Roberts also stated that he has received “positive feedback” from NFL scouts, who are certainly intrigued by his combination of size and speed.
That isn’t something Roberts is worried about. “I don’t really think of that kind of stuff,” he said, referring to his athletic ability being a notch above most. “I’m just trying to better myself each and every day. Trying to be the best running back I can be. Most important thing is I’m a team player and I want to do whatever it takes to contribute.”
NFL teams are always intrigued by athletes who can play multiple roles, due to the fact that roster sizes are limited.
“My versatility, being a team player,” said Roberts on what he believes are his best attributes. “As far as my versatility, I can play running back, kickoff return, special teams, slot receiver, fullback; I can play anything.

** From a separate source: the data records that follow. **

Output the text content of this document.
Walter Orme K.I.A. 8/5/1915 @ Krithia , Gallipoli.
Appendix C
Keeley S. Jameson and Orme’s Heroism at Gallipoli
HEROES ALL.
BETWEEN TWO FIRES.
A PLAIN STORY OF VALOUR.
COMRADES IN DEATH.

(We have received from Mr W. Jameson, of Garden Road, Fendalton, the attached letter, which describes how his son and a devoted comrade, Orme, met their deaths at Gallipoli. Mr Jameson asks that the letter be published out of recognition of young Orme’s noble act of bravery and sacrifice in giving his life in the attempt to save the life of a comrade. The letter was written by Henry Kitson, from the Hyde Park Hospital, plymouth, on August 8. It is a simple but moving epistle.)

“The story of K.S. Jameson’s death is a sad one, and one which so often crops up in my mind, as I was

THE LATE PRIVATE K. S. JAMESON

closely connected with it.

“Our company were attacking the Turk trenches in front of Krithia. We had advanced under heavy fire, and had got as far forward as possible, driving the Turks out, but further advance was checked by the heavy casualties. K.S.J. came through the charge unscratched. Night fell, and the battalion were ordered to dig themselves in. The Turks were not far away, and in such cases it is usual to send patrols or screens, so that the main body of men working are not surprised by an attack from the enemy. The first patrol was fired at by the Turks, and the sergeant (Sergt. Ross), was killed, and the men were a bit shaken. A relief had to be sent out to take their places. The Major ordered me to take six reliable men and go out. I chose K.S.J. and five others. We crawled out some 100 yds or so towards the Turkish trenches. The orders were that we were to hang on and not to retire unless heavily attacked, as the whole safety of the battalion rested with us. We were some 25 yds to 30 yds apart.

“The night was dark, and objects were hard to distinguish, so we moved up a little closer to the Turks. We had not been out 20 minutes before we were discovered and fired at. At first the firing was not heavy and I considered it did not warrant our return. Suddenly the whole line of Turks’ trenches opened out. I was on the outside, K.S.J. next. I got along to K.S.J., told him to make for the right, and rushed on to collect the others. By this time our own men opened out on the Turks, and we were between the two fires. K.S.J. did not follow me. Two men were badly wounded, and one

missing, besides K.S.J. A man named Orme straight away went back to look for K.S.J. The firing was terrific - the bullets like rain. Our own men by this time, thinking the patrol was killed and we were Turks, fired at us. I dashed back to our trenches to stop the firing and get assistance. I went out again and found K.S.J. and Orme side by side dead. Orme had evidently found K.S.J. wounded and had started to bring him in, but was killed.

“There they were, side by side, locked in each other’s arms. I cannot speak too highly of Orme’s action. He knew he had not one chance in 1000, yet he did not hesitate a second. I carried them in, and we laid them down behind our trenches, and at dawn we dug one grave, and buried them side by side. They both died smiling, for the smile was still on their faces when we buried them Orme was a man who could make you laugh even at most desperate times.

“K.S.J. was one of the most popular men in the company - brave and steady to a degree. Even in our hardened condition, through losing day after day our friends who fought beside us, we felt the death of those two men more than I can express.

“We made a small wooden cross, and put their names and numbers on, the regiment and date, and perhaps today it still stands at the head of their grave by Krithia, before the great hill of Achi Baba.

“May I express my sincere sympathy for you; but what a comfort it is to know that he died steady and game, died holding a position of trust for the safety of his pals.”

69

I’m not limited to just one position.”
Teams also are seeking players who won’t create a bad image for them.
“You’re not going to have any problems with me off the field,” said Roberts. “I don’t break any team rules, don’t have any drug or alcohol problems. I’m going to be the best player I can be.”
As we now approach draft day—less than a week away—one of Roberts’ life goals could soon become a reality.
“It’s been my dream since I’ve been a little kid to play in the NFL,” said Roberts. “It would mean everything to me. I would be so pumped. My family would be just as pumped as I was and would be proud of me.”
An NFL connection isn’t usual for a D-II player, but Roberts’ offensive coordinator, Jason Vrable, is now the Buffalo Bills’ offensive quality control coach.
If Roberts goes undrafted, it isn’t going to stop him from working toward his dream.
“If it doesn’t happen, I’m not going to be discouraged,” Roberts said. “I’ll just keep working.”
Roberts says he would like to be around his family for the draft, but being in secluded West Virginia, they may not be able to watch the draft from their home.
“I would like to get away from my house because I don’t have service here,” said Roberts with a chuckle. “I would have to give them my house number.”